Sunday, August 10, 2008

Ladder.

I had a house I used to run to.

A long time ago now.

Be about fifteen years since I was there.

It sat on the side of a mountain.

From the house you couldn't always see the peak.

In winter anyway.

Just an upward slope.

Coverered in trees.

Leading into the clouds which hung low and thick.

The first time I went to that house I figured that must've been the way to Heaven.

One winter I woke up and the whole place was covered in snow.

I stood on the front step and smiled and laughed.

I didn't notice that my feet were wet and numb.

The sky was blue.

I'm always confused by that.

The snow sitting happily under the sun.

It must sneak in at night while everyone's asleep.

I had a motorbike there.

It was just a postie's bike.

125cc.

But it could run the bush tracks that ran from the edge of the back paddock up the side of the mountain.

I had a gun there too.

A .303.

The .303 was an infantry rifle from Vietnam.

I would sling it over my shoulder and ride up the mountain.

Then I would sit there.

Watching the bush.

Sometimes I shot a tree that looked dangerous.

I'd sit up there for hours.

Listening, thinking, being.

Just before it got dark I'd head back.

I'd navigate home using the lights of the house as stars.

It felt like when the sun went to sleep, the house would come alive.

The chimney would be smoking.

There would be music.

A couple of cars.

Smells of roast potato and fire and cigarettes.

Sometimes people would smoke joints and tell the same stories they told yesterday.

It didn't matter.

The best was when the fire was outside.

Everyone sat around in thick jumpers with cold beers.

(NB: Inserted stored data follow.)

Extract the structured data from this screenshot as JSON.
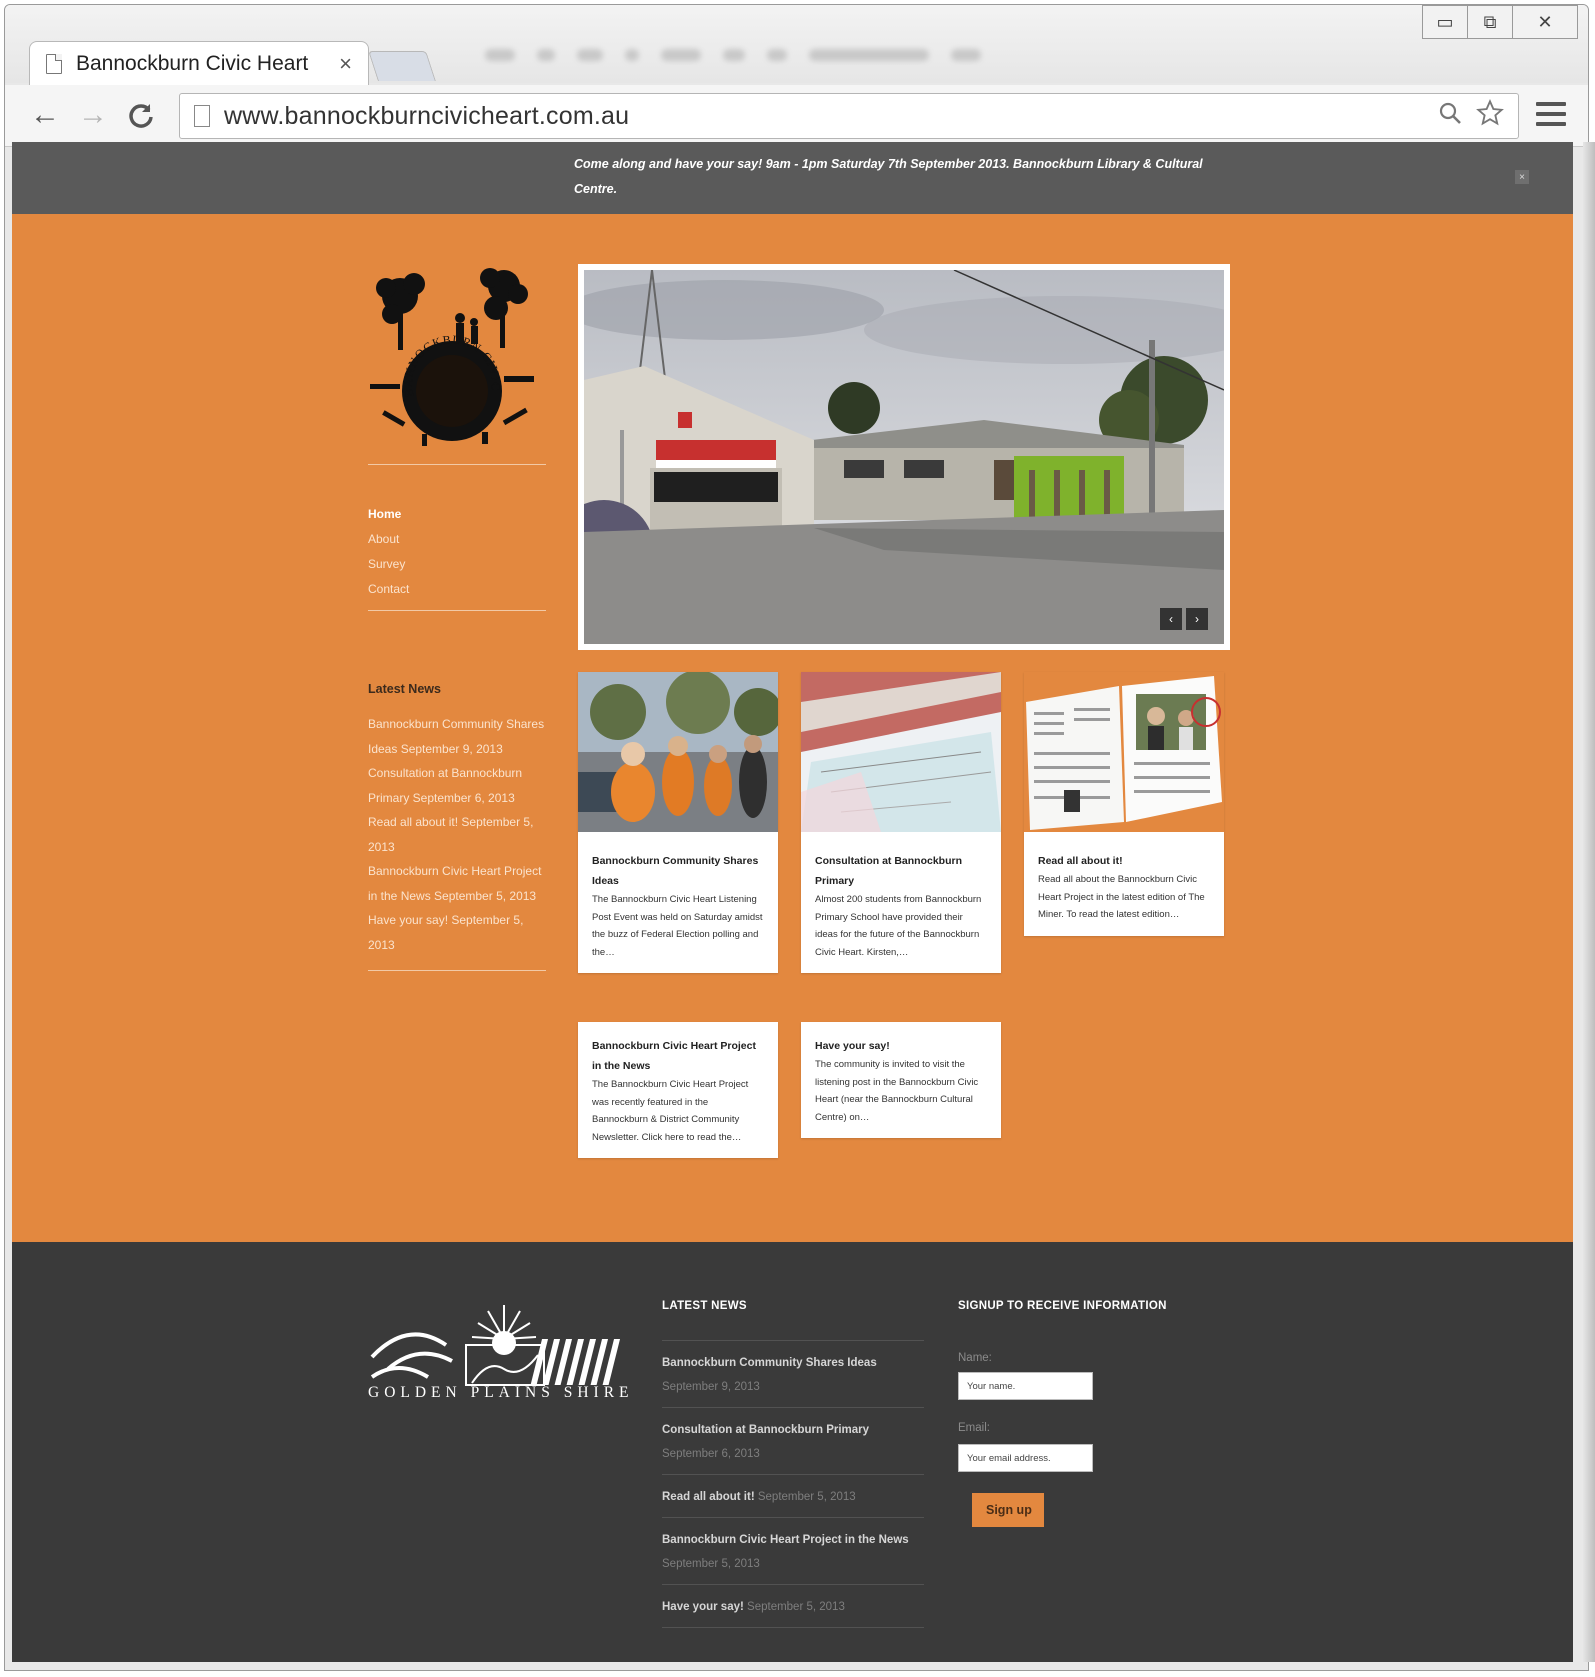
{
  "browser": {
    "tab_title": "Bannockburn Civic Heart",
    "tab_close": "×",
    "url": "www.bannockburncivicheart.com.au",
    "back": "←",
    "forward": "→",
    "reload": "C",
    "search_icon": "search-icon",
    "star_icon": "star-icon",
    "menu_icon": "menu-icon"
  },
  "announcement": {
    "text": "Come along and have your say! 9am - 1pm Saturday 7th September 2013. Bannockburn Library & Cultural Centre.",
    "close": "×"
  },
  "sidebar": {
    "nav": [
      "Home",
      "About",
      "Survey",
      "Contact"
    ],
    "latest_news_heading": "Latest News",
    "latest_news": [
      "Bannockburn Community Shares Ideas September 9, 2013",
      "Consultation at Bannockburn Primary September 6, 2013",
      "Read all about it! September 5, 2013",
      "Bannockburn Civic Heart Project in the News September 5, 2013",
      "Have your say! September 5, 2013"
    ]
  },
  "slider": {
    "prev": "‹",
    "next": "›"
  },
  "cards": [
    {
      "title": "Bannockburn Community Shares Ideas",
      "excerpt": "The Bannockburn Civic Heart Listening Post Event was held on Saturday amidst the buzz of Federal Election polling and the…"
    },
    {
      "title": "Consultation at Bannockburn Primary",
      "excerpt": "Almost 200 students from Bannockburn Primary School have provided their ideas for the future of the Bannockburn Civic Heart. Kirsten,…"
    },
    {
      "title": "Read all about it!",
      "excerpt": "Read all about the Bannockburn Civic Heart Project in the latest edition of The Miner. To read the latest edition…"
    },
    {
      "title": "Bannockburn Civic Heart Project in the News",
      "excerpt": "The Bannockburn Civic Heart Project was recently featured in the Bannockburn & District Community Newsletter. Click here to read the…"
    },
    {
      "title": "Have your say!",
      "excerpt": "The community is invited to visit the listening post in the Bannockburn Civic Heart (near the Bannockburn Cultural Centre) on…"
    }
  ],
  "footer": {
    "shire_name": "GOLDEN PLAINS SHIRE",
    "news_heading": "LATEST NEWS",
    "news": [
      {
        "title": "Bannockburn Community Shares Ideas",
        "date": "September 9, 2013"
      },
      {
        "title": "Consultation at Bannockburn Primary",
        "date": "September 6, 2013"
      },
      {
        "title": "Read all about it!",
        "date": "September 5, 2013"
      },
      {
        "title": "Bannockburn Civic Heart Project in the News",
        "date": "September 5, 2013"
      },
      {
        "title": "Have your say!",
        "date": "September 5, 2013"
      }
    ],
    "signup_heading": "SIGNUP TO RECEIVE INFORMATION",
    "name_label": "Name:",
    "name_placeholder": "Your name.",
    "email_label": "Email:",
    "email_placeholder": "Your email address.",
    "signup_button": "Sign up"
  },
  "colors": {
    "page_orange": "#e3883f",
    "announcement_bar": "#5a5a5a",
    "footer_dark": "#3a3a3a"
  }
}
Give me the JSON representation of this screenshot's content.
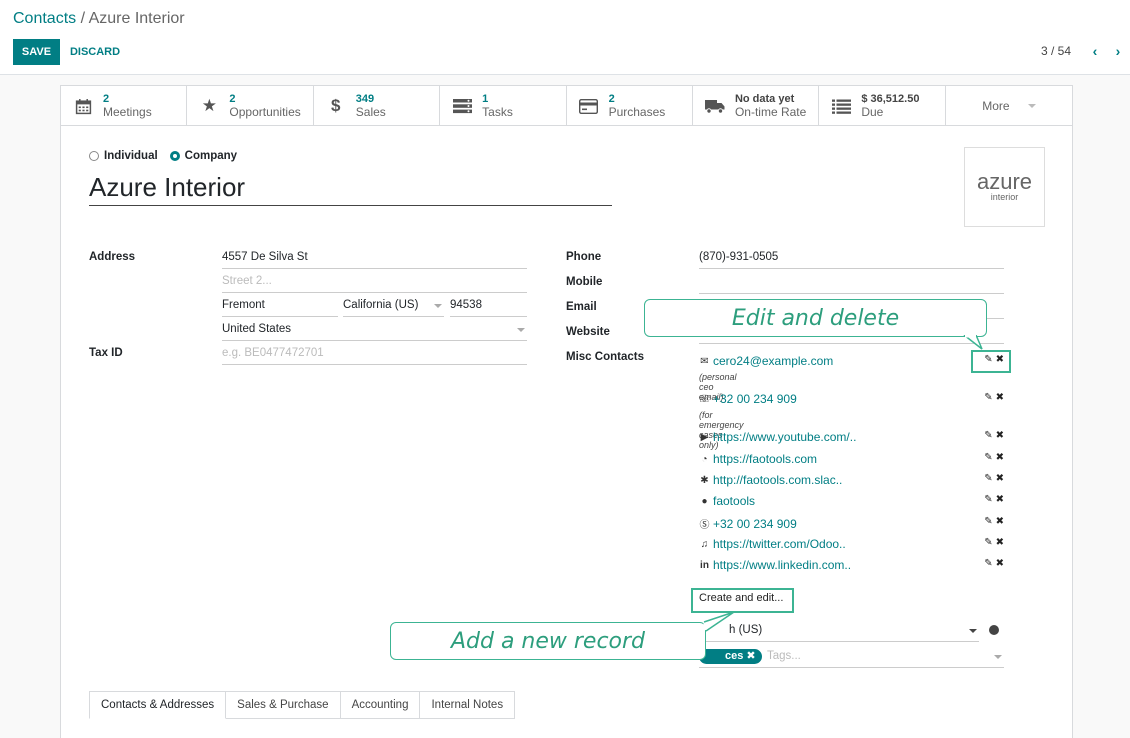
{
  "breadcrumb": {
    "parent": "Contacts",
    "separator": " / ",
    "current": "Azure Interior"
  },
  "toolbar": {
    "save_label": "SAVE",
    "discard_label": "DISCARD"
  },
  "pager": {
    "text": "3 / 54"
  },
  "stats": [
    {
      "value": "2",
      "label": "Meetings",
      "icon": "calendar-icon"
    },
    {
      "value": "2",
      "label": "Opportunities",
      "icon": "star-icon"
    },
    {
      "value": "349",
      "label": "Sales",
      "icon": "dollar-icon"
    },
    {
      "value": "1",
      "label": "Tasks",
      "icon": "tasks-icon"
    },
    {
      "value": "2",
      "label": "Purchases",
      "icon": "credit-card-icon"
    },
    {
      "value": "No data yet",
      "label": "On-time Rate",
      "icon": "truck-icon"
    },
    {
      "value": "$ 36,512.50",
      "label": "Due",
      "icon": "list-icon"
    }
  ],
  "more_label": "More",
  "type_radio": {
    "individual": "Individual",
    "company": "Company"
  },
  "name": "Azure Interior",
  "logo": {
    "line1": "azure",
    "line2": "interior"
  },
  "address": {
    "label": "Address",
    "street": "4557 De Silva St",
    "street2_placeholder": "Street 2...",
    "city": "Fremont",
    "state": "California (US)",
    "zip": "94538",
    "country": "United States"
  },
  "tax": {
    "label": "Tax ID",
    "placeholder": "e.g. BE0477472701"
  },
  "contact": {
    "phone_label": "Phone",
    "phone": "(870)-931-0505",
    "mobile_label": "Mobile",
    "email_label": "Email",
    "website_label": "Website",
    "misc_label": "Misc Contacts"
  },
  "misc_contacts": [
    {
      "icon": "envelope-icon",
      "glyph": "✉",
      "text": "cero24@example.com",
      "note": "(personal ceo email)"
    },
    {
      "icon": "phone-icon",
      "glyph": "☏",
      "text": "+32 00 234 909",
      "note": "(for emergency cases only)"
    },
    {
      "icon": "youtube-icon",
      "glyph": "▶",
      "text": "https://www.youtube.com/.."
    },
    {
      "icon": "whatsapp-icon",
      "glyph": "◔",
      "text": "https://faotools.com"
    },
    {
      "icon": "slack-icon",
      "glyph": "✱",
      "text": "http://faotools.com.slac.."
    },
    {
      "icon": "telegram-icon",
      "glyph": "●",
      "text": "faotools"
    },
    {
      "icon": "skype-icon",
      "glyph": "Ⓢ",
      "text": "+32 00 234 909"
    },
    {
      "icon": "twitter-icon",
      "glyph": "♫",
      "text": "https://twitter.com/Odoo.."
    },
    {
      "icon": "linkedin-icon",
      "glyph": "in",
      "text": "https://www.linkedin.com.."
    }
  ],
  "create_edit": "Create and edit...",
  "language_partial": "h (US)",
  "tag_partial": "ces",
  "tags_placeholder": "Tags...",
  "callouts": {
    "edit": "Edit and delete",
    "add": "Add a new record"
  },
  "tabs": [
    "Contacts & Addresses",
    "Sales & Purchase",
    "Accounting",
    "Internal Notes"
  ],
  "colors": {
    "accent": "#017e84",
    "callout": "#3cb493"
  }
}
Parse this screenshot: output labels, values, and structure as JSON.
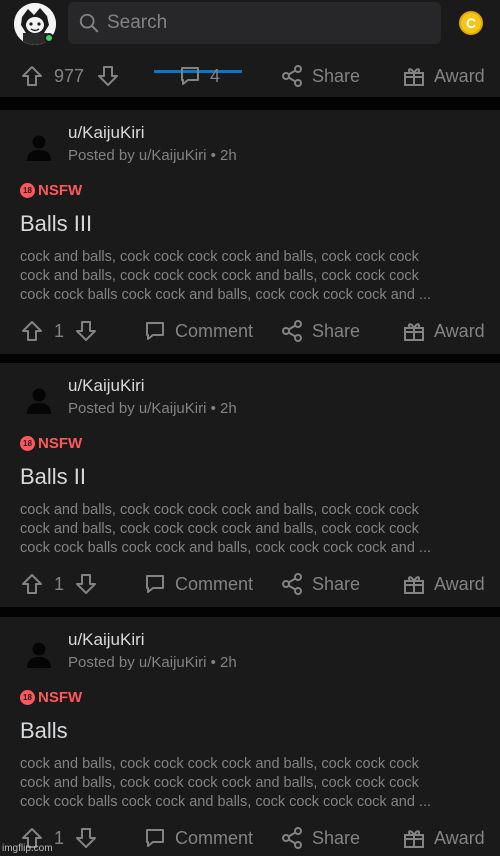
{
  "header": {
    "search_placeholder": "Search",
    "coin_label": "C"
  },
  "previous_post": {
    "votes": "977",
    "comments": "4",
    "share_label": "Share",
    "award_label": "Award"
  },
  "posts": [
    {
      "username": "u/KaijuKiri",
      "posted_by": "Posted by u/KaijuKiri",
      "age": "2h",
      "nsfw_label": "NSFW",
      "nsfw_badge": "18",
      "title": "Balls III",
      "body_lines": [
        "cock and balls, cock cock cock cock and balls, cock cock cock",
        "cock and balls, cock cock cock cock and balls, cock cock cock",
        "cock cock balls cock cock and balls, cock cock cock cock and ..."
      ],
      "votes": "1",
      "comment_label": "Comment",
      "share_label": "Share",
      "award_label": "Award"
    },
    {
      "username": "u/KaijuKiri",
      "posted_by": "Posted by u/KaijuKiri",
      "age": "2h",
      "nsfw_label": "NSFW",
      "nsfw_badge": "18",
      "title": "Balls II",
      "body_lines": [
        "cock and balls, cock cock cock cock and balls, cock cock cock",
        "cock and balls, cock cock cock cock and balls, cock cock cock",
        "cock cock balls cock cock and balls, cock cock cock cock and ..."
      ],
      "votes": "1",
      "comment_label": "Comment",
      "share_label": "Share",
      "award_label": "Award"
    },
    {
      "username": "u/KaijuKiri",
      "posted_by": "Posted by u/KaijuKiri",
      "age": "2h",
      "nsfw_label": "NSFW",
      "nsfw_badge": "18",
      "title": "Balls",
      "body_lines": [
        "cock and balls, cock cock cock cock and balls, cock cock cock",
        "cock and balls, cock cock cock cock and balls, cock cock cock",
        "cock cock balls cock cock and balls, cock cock cock cock and ..."
      ],
      "votes": "1",
      "comment_label": "Comment",
      "share_label": "Share",
      "award_label": "Award"
    }
  ],
  "watermark": "imgflip.com",
  "colors": {
    "background": "#030303",
    "card": "#1a1a1b",
    "text": "#d7dadc",
    "muted": "#818384",
    "nsfw": "#ff585b",
    "accent": "#0079d3",
    "coin": "#f5c518"
  }
}
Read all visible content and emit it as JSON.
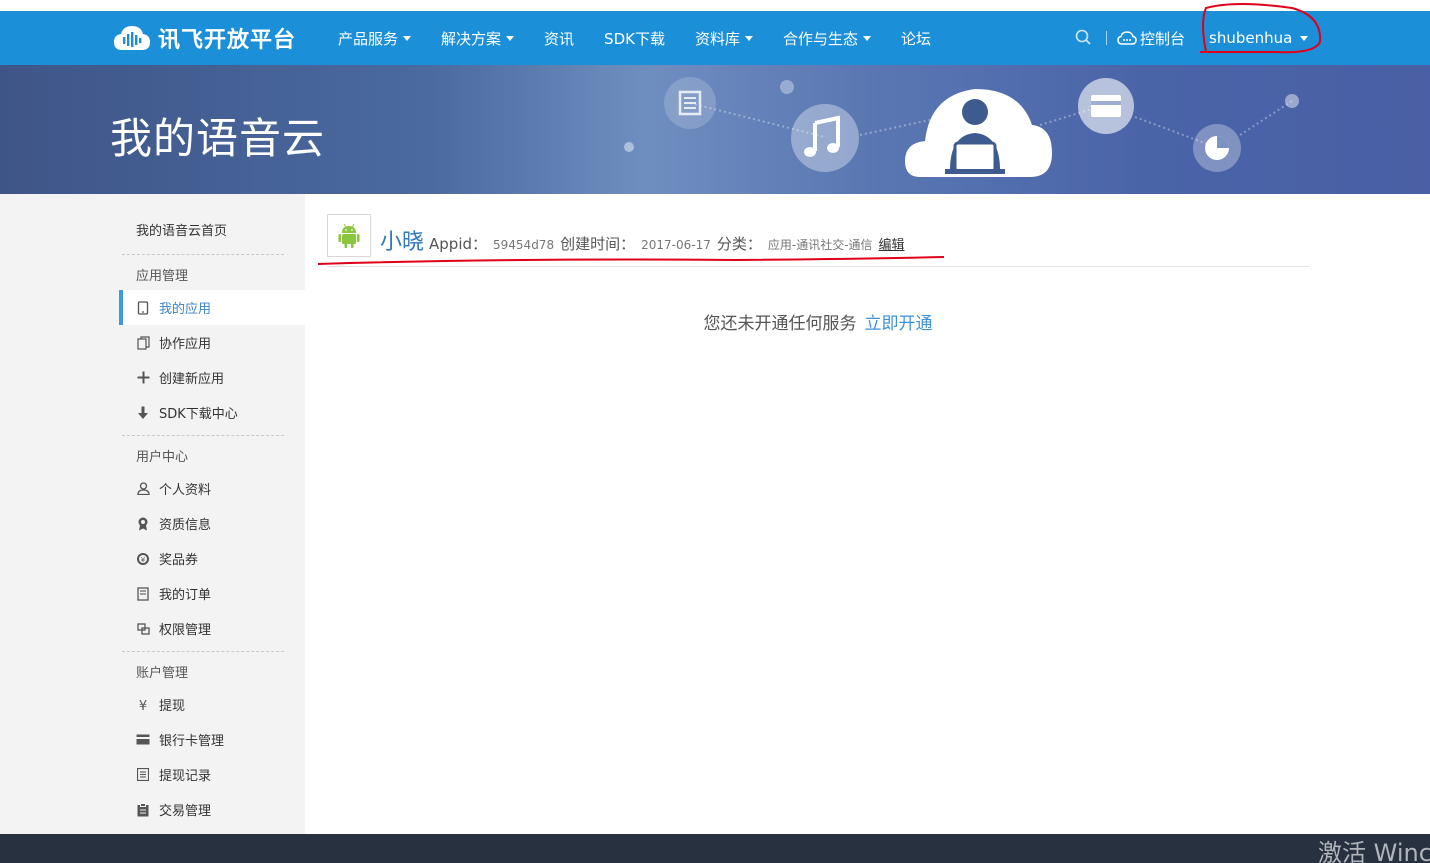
{
  "nav": {
    "logo_text": "讯飞开放平台",
    "items": [
      {
        "label": "产品服务",
        "dropdown": true
      },
      {
        "label": "解决方案",
        "dropdown": true
      },
      {
        "label": "资讯",
        "dropdown": false
      },
      {
        "label": "SDK下载",
        "dropdown": false
      },
      {
        "label": "资料库",
        "dropdown": true
      },
      {
        "label": "合作与生态",
        "dropdown": true
      },
      {
        "label": "论坛",
        "dropdown": false
      }
    ],
    "console_label": "控制台",
    "username": "shubenhua"
  },
  "banner": {
    "title": "我的语音云"
  },
  "sidebar": {
    "home": "我的语音云首页",
    "sections": [
      {
        "header": "应用管理",
        "items": [
          {
            "label": "我的应用",
            "icon": "phone-icon",
            "active": true
          },
          {
            "label": "协作应用",
            "icon": "copy-icon",
            "active": false
          },
          {
            "label": "创建新应用",
            "icon": "plus-icon",
            "active": false
          },
          {
            "label": "SDK下载中心",
            "icon": "download-icon",
            "active": false
          }
        ]
      },
      {
        "header": "用户中心",
        "items": [
          {
            "label": "个人资料",
            "icon": "user-icon",
            "active": false
          },
          {
            "label": "资质信息",
            "icon": "award-icon",
            "active": false
          },
          {
            "label": "奖品券",
            "icon": "coupon-icon",
            "active": false
          },
          {
            "label": "我的订单",
            "icon": "order-icon",
            "active": false
          },
          {
            "label": "权限管理",
            "icon": "permission-icon",
            "active": false
          }
        ]
      },
      {
        "header": "账户管理",
        "items": [
          {
            "label": "提现",
            "icon": "yen-icon",
            "active": false
          },
          {
            "label": "银行卡管理",
            "icon": "card-icon",
            "active": false
          },
          {
            "label": "提现记录",
            "icon": "list-icon",
            "active": false
          },
          {
            "label": "交易管理",
            "icon": "clipboard-icon",
            "active": false
          }
        ]
      }
    ]
  },
  "app": {
    "name": "小晓",
    "appid_label": "Appid：",
    "appid": "59454d78",
    "created_label": "创建时间：",
    "created": "2017-06-17",
    "category_label": "分类：",
    "category": "应用-通讯社交-通信",
    "edit_label": "编辑",
    "platform_icon": "android-icon"
  },
  "empty_state": {
    "message": "您还未开通任何服务",
    "action": "立即开通"
  },
  "watermark": "激活 Winc",
  "colors": {
    "nav_bg": "#1c8fd9",
    "active_accent": "#3d9ae0",
    "link": "#3d93d8",
    "annotation_red": "#e0001a",
    "android_green": "#8cc63f"
  }
}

We'd get a good one burning and then what we'd do is throw copper on it.

And the copper would burn all sorts of colours.

Orange sunsets and bruised purples and the green was life in that fire, and the fire was life in us, and we would sit all night, under the stars and sometimes, you know, I'm afraid of the darkness that lives in between them, but up there on that mountain, up there the whole damn sky was a diamond and I was never afraid, not once.

They sold that house.

Now someone else owns that mountain.

Sometimes I think I'd like to go back there.

Knock on the door and ask if I can't walk up the back paddock one more time.

But I don't.

Besides,

I figure there's more than one way to get to Heaven.